Exercise may prevent or delay aging-related memory loss and neurodegeneration. In rodents, running increases the number of adult-born neurons in the dentate gyrus (DG) of the hippocampus, in association with improved synaptic plasticity and memory function. However, it is unclear if adult-born neurons remain fully integrated into the hippocampal network during aging and whether long-term running affects their connectivity.
To address this issue we labeled proliferating DG neural progenitor cells with retrovirus expressing the avian TVA receptor in 2-month-old sedentary and running male C57Bl/6 mice. More than six months later, we injected EnvA-pseudotyped rabies virus into the DG as a monosynaptic retrograde tracer, to selectively infect TVA expressing 'old' new neurons. We identified and quantified the direct afferent inputs to the adult-born neurons within the hippocampus and (sub)cortical areas.

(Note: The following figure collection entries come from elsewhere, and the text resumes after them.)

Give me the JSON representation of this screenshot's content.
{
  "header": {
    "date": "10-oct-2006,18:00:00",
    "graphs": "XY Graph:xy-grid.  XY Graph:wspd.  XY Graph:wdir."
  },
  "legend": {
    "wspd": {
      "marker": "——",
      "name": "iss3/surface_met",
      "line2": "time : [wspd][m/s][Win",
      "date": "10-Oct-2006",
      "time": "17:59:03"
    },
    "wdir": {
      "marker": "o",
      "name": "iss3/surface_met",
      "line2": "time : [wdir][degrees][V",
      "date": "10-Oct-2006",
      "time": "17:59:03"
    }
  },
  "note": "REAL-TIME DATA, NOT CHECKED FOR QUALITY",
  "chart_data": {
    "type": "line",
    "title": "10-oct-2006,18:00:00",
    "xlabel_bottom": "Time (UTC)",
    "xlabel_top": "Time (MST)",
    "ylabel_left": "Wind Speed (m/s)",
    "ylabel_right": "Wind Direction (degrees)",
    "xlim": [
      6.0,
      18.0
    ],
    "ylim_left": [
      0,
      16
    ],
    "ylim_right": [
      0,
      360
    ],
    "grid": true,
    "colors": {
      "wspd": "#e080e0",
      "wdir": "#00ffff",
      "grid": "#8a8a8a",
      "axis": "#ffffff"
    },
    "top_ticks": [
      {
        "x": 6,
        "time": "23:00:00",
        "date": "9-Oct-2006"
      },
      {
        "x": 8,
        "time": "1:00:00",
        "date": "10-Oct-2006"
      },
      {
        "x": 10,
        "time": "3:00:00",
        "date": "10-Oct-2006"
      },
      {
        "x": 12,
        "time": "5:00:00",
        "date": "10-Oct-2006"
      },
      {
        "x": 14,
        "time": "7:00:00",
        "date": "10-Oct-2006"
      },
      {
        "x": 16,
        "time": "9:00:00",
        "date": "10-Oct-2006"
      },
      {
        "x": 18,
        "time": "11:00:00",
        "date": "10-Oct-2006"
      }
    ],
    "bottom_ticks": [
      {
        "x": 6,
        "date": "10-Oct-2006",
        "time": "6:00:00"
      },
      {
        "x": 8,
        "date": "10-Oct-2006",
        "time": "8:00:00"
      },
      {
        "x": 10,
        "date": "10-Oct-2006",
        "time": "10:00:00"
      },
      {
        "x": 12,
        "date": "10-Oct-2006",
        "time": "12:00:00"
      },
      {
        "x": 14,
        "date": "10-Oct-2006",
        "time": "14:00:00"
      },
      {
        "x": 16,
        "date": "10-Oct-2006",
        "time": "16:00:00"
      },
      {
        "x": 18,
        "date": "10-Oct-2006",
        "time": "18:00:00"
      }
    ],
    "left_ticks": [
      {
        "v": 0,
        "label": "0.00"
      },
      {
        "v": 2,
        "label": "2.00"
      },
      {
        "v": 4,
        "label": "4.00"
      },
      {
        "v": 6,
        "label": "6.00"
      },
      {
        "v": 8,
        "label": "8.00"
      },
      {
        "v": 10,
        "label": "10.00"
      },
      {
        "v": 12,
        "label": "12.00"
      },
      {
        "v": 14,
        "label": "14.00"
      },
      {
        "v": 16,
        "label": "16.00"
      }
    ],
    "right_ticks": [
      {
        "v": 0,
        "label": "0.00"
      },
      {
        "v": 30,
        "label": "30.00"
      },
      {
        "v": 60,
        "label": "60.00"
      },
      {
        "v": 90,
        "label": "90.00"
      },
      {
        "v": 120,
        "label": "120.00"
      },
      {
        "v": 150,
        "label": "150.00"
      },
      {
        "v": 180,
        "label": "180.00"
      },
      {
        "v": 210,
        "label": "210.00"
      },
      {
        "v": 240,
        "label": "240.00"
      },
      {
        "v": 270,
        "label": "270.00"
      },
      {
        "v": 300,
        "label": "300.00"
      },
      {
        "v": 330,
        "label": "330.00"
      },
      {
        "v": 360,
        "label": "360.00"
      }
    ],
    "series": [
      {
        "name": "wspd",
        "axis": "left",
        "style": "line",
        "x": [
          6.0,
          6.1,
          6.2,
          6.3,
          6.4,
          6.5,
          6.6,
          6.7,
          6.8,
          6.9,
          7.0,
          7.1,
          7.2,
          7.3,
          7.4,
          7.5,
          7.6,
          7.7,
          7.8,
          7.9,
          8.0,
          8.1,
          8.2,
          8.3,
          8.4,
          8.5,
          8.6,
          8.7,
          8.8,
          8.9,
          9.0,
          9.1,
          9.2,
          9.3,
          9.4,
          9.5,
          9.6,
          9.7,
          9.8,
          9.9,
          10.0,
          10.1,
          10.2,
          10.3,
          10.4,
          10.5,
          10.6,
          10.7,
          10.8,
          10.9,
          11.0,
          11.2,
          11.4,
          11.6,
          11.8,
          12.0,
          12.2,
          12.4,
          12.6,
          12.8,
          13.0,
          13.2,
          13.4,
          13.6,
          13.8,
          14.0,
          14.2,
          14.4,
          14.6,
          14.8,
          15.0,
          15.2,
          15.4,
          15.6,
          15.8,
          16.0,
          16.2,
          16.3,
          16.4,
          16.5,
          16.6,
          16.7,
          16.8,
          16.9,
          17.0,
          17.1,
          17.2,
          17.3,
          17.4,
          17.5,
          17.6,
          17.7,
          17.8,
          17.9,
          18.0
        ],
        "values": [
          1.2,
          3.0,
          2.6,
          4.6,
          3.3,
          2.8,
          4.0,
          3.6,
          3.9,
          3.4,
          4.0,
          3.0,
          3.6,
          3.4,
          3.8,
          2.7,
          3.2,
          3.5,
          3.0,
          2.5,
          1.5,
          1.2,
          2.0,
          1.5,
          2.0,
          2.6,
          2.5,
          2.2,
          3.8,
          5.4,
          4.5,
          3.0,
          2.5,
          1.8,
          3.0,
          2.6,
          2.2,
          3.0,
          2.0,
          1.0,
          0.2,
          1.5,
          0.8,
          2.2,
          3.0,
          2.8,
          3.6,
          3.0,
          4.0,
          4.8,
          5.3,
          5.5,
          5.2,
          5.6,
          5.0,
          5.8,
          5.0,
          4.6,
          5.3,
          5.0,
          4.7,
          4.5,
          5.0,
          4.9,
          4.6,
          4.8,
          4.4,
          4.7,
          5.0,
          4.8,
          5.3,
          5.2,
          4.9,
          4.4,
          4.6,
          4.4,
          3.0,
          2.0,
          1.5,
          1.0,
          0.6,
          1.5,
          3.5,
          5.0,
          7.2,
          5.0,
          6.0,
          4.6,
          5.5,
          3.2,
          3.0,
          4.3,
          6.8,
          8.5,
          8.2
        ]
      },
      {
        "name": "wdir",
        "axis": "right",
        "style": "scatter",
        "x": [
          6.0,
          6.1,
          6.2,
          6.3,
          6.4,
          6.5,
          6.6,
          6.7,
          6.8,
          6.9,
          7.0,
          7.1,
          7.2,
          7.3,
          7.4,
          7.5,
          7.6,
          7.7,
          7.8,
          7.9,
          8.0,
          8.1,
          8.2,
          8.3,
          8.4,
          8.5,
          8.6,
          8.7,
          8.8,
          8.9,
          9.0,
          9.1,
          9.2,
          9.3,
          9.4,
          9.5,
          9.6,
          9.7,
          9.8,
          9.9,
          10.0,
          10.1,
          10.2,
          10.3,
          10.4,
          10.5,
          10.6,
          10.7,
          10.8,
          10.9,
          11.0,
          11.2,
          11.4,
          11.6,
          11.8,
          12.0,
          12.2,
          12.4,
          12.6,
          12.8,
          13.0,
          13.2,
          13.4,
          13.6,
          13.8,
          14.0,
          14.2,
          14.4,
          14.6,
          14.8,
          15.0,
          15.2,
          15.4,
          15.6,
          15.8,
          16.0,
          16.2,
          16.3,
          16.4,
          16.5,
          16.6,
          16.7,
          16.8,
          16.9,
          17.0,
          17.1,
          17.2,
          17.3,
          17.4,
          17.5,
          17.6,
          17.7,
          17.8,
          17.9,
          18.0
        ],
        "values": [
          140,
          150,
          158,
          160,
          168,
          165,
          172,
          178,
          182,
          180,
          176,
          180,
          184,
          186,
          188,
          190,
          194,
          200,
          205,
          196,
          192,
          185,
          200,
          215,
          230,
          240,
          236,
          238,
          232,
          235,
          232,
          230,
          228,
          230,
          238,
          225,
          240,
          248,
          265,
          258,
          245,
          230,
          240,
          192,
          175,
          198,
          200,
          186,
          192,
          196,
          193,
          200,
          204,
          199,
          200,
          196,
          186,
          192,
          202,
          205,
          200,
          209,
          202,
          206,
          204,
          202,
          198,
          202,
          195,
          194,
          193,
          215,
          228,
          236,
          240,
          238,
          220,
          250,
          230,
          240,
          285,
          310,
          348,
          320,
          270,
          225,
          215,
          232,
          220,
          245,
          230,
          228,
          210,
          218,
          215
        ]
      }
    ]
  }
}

Here we show that long-term running substantially modifies the network of the neurons generated in young adult mice upon middle-age. Exercise increases input from hippocampal interneurons onto 'old' adult-born neurons, which may play a role in reducing aging-related hippocampal hyperexcitability. In addition, running prevents the loss of adult-born neuron innervation from perirhinal cortex, and increases input from subiculum and entorhinal cortex, brain areas that are essential for contextual and spatial memory. Thus, long-term running maintains the wiring of 'old' new neurons, born during early adulthood, within a network that is important for memory function during aging.